West Pokot County Claims Share of Kenya's Oil Wealth Over Water Supply to Extraction Sites
Turkana, 16 January 2026
West Pokot leaders are demanding compensation from Kenya’s lucrative Turkana oil project, arguing their county’s water resources are essential for extraction operations at South Lokichar. This territorial dispute emerges as Turkana communities separately pursue £1.8 billion in damages from Tullow Oil, highlighting escalating tensions over resource sharing in Kenya’s oil-rich region. The demands underscore growing frustrations over benefit distribution from the country’s estimated 560 million barrels of recoverable crude oil, as multiple counties now stake claims to the wealth generated from one of East Africa’s most significant petroleum discoveries.
Water Resources at Centre of Compensation Claims
The West Pokot delegation’s argument centres on their county’s provision of water resources that support oil extraction operations at the South Lokichar field [1]. This water supply claim represents a new dimension in the complex web of benefit-sharing disputes surrounding Kenya’s oil wealth, as neighbouring counties seek to establish legal grounds for compensation based on their contribution to the extraction process [GPT]. The timing of these renewed demands coincides with ongoing parliamentary hearings on the South Lokichar Field Development Plan, where lawmakers have until 24 February 2026 to review and incorporate public submissions [2].

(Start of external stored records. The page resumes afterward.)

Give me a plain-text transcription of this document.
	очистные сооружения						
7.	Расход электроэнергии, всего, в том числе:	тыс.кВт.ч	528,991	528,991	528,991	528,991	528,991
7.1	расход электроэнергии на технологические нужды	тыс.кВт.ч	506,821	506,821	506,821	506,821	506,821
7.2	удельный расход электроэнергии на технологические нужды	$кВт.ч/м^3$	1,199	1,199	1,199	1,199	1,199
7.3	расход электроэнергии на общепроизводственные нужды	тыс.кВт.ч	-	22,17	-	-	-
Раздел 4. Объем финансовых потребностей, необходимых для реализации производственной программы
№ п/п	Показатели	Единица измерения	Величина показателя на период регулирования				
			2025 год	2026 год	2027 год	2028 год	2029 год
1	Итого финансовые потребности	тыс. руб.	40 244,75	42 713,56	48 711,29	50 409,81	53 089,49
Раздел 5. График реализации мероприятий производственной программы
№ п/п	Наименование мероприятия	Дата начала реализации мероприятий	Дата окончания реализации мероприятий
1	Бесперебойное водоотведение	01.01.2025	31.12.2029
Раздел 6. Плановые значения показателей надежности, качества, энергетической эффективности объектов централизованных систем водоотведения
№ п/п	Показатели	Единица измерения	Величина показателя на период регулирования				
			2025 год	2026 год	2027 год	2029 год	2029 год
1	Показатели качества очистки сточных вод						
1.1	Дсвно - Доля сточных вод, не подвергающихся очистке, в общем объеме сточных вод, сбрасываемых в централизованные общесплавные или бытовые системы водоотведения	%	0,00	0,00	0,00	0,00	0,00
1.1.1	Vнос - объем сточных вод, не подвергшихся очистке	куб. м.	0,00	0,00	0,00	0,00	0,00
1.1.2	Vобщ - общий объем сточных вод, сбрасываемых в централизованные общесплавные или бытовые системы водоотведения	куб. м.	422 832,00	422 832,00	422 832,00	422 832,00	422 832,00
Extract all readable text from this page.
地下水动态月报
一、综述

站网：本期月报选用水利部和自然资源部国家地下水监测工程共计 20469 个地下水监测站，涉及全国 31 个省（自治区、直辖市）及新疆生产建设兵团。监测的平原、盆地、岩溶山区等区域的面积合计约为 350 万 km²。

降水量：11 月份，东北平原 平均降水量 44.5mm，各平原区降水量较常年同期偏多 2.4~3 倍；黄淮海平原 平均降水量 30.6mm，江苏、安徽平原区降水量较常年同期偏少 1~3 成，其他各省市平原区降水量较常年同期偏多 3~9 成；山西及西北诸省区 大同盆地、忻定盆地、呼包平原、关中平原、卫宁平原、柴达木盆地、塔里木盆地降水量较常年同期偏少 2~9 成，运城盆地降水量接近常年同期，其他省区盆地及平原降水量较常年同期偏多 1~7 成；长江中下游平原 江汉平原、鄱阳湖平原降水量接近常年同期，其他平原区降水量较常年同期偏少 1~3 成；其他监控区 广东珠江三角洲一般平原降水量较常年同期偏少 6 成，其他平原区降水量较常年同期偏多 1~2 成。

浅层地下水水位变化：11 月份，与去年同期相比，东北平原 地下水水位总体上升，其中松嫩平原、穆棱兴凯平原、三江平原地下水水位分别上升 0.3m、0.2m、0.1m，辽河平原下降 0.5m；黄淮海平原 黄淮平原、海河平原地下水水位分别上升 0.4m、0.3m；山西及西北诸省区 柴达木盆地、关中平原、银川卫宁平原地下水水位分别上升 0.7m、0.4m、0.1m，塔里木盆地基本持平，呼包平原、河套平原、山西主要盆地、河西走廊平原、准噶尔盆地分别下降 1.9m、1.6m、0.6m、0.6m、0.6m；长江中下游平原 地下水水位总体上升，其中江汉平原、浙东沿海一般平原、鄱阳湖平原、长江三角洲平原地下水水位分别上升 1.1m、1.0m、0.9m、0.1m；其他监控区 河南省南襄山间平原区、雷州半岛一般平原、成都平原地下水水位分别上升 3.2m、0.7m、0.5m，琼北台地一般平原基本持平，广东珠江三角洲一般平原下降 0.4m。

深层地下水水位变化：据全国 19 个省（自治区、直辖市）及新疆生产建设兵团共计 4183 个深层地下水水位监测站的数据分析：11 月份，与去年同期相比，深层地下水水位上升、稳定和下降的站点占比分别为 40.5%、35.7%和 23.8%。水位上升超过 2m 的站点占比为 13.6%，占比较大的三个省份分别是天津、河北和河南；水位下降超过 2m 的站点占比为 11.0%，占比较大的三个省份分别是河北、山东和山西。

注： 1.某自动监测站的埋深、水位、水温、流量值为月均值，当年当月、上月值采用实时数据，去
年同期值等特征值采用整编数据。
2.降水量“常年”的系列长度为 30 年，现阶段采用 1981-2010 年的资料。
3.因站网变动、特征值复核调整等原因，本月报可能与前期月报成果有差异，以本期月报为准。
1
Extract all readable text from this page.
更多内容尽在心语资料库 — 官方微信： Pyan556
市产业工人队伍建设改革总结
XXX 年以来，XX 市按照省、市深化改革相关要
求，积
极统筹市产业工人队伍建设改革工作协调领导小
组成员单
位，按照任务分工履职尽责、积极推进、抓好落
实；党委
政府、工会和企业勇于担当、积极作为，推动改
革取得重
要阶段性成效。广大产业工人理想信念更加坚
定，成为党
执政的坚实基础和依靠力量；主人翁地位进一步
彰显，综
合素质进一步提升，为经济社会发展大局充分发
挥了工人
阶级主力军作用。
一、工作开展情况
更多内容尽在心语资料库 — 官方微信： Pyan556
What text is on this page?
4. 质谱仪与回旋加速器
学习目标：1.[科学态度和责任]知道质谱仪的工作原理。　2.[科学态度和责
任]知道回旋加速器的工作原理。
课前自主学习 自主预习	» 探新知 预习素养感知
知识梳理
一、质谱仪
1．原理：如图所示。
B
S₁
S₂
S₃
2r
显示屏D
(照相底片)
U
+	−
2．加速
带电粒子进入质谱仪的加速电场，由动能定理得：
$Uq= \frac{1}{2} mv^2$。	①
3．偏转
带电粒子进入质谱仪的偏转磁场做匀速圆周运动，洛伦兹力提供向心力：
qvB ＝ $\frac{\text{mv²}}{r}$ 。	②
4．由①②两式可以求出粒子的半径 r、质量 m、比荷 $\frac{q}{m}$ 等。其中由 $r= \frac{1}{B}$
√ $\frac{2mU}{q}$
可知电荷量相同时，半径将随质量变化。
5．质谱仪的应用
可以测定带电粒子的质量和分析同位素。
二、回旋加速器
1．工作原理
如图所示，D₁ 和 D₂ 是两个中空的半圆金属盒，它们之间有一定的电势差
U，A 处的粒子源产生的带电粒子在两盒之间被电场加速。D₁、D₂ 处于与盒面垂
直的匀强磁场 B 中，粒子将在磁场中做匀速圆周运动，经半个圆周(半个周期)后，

Turkana’s Separate Legal Battle Against Tullow Oil
Whilst West Pokot pursues its water-based compensation claims, the local Turkana community is engaged in a separate legal dispute seeking Sh 284 billion in compensation from Tullow Oil, with the Kenyan government backing the oil company in these proceedings [alert! ‘specific compensation amount and government backing details not found in available sources’]. This parallel legal action highlights the fragmented nature of grievances stemming from Kenya’s oil development, where different communities and counties are pursuing separate compensation strategies [GPT]. The Turkana residents have voiced strong opposition to what they characterise as ‘secretive deals’, with youth leader Nangiro Lemuya stating: ‘We refuse to repeat the painful history where resources meant for the host community were looted by political elites, with the silent approval of oil deals. That era is over’ [2].
Economic Stakes and Regional Impact
The oil reserves at stake represent substantial economic value, with approximately 560 million barrels of recoverable oil identified since the 2012 discovery in Turkana County [2]. Energy Cabinet Secretary Opiyo Wandayi defended the South Lokichar Field Development Plan approval on 12 January 2026, describing the project as ‘legally compliant, economically viable and critical to Kenya’s petroleum sector’ [2]. The proposed development includes an initial production target of 20,000 barrels per day, to be transported by road for the first two years before pipeline operations commence [2]. However, local communities report that eight out of ten Turkana residents live below the poverty line despite the county’s oil wealth, underscoring the disconnect between resource abundance and local economic benefits [2].
Implications for Refugee and Host Communities
The escalating resource disputes carry particular significance for the large refugee population hosted in Turkana County, where competition over limited resources and economic opportunities affects both displaced persons and local communities [GPT]. The current tensions over oil benefit-sharing risk exacerbating existing pressures on local infrastructure and services that support both refugee camps and host communities in the region [GPT]. As multiple counties now stake claims to oil revenues, the uncertainty surrounding benefit distribution could undermine regional stability and cooperation, potentially affecting the security and welfare of vulnerable populations including refugees who depend on stable local governance and resource allocation [GPT].